The most surprising thing I learned from following Arianna Huffington's bedtime routine for a week

Arianna Huffington BedD Dipasupil/Getty ImagesArianna Huffington at an event in New York City on April 25, 2014.

Arianna Huffington, the cofounder and editor in chief of The Huffington Post, calls herself a sleep evangelist.

After collapsing from exhaustion in her home office, she decided to make sleep a priority, and ended up writing a book about it.

She also developed a strict bedtime routine, which she calls a “sacrosanct ritual,” according to an article she wrote for Motto.

After adopting her routine for a week, I learned that making the decision to prioritise sleep and self-care takes as much willpower as pushing myself to run an extra mile, lift heavier weights at the gym, or have salad and soup over a burger and fries for lunch.

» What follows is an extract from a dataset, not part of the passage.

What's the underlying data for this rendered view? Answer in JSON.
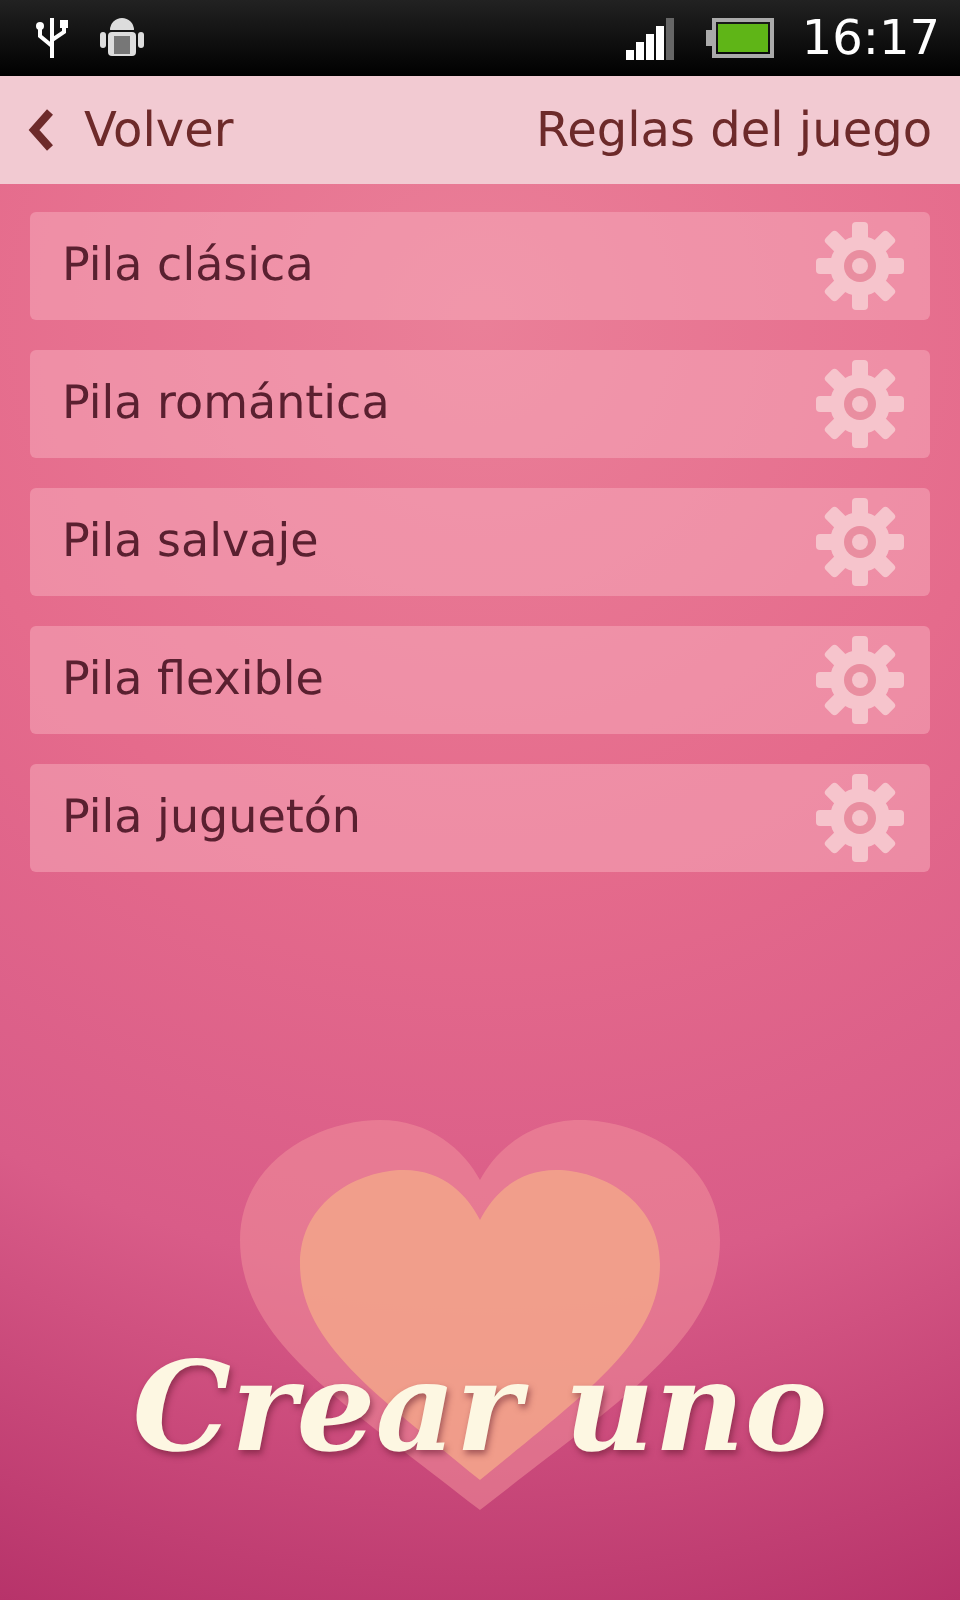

Huffington’s routine is elaborate. She starts by escorting her electronic devices out of her bedroom at least 30 minutes before she goes to bed, then takes a hot bath with Epsom salts to de-stress from the day. She then changes into clothes that she specifically designates for sleeping, writes down the things she’s grateful for that day, and then sleeps for eight hours, opting to wake up naturally the next morning without an alarm clock.

When I took on this experiment, I thought it was going to be easy. How hard could taking a hot bath every evening be?

It turns out that it’s just as tempting to skip self-care as it is to skip Sunday morning pilates. Since other work or administrative tasks may seem “more productive,” it can be easy to justify not sleeping more or taking the time to wind down.

But the truth is, if I wasn’t practicing Huffington’s ritual, I’d probably be doing something pointless, like mindlessly scrolling through Instagram or Facebook. We’ve all read about the negative effects of looking at screens before bed.

Before taking on this experiment, I thought that I was pretty committed to self-care already. But I realised there was a little voice in my head that told me that if I prioritised rest over work, my social life, or exercise, I was going to turn into a lazy person.

But I know understand that at the end of the day, making my health and well-being a priority will only bring positive results to my life, both professionally and personally. The time spent running in the morning and sleeping for an extra hour resulted in much greater productivity than if I had forced myself to semi-read a business article when I really wanted to go to bed.

I understand that as my responsibilities in life evolve and grow, practicing this ritual every day might not be realistic. But if I want to achieve balance in the future, I need to take action now and make it a habit.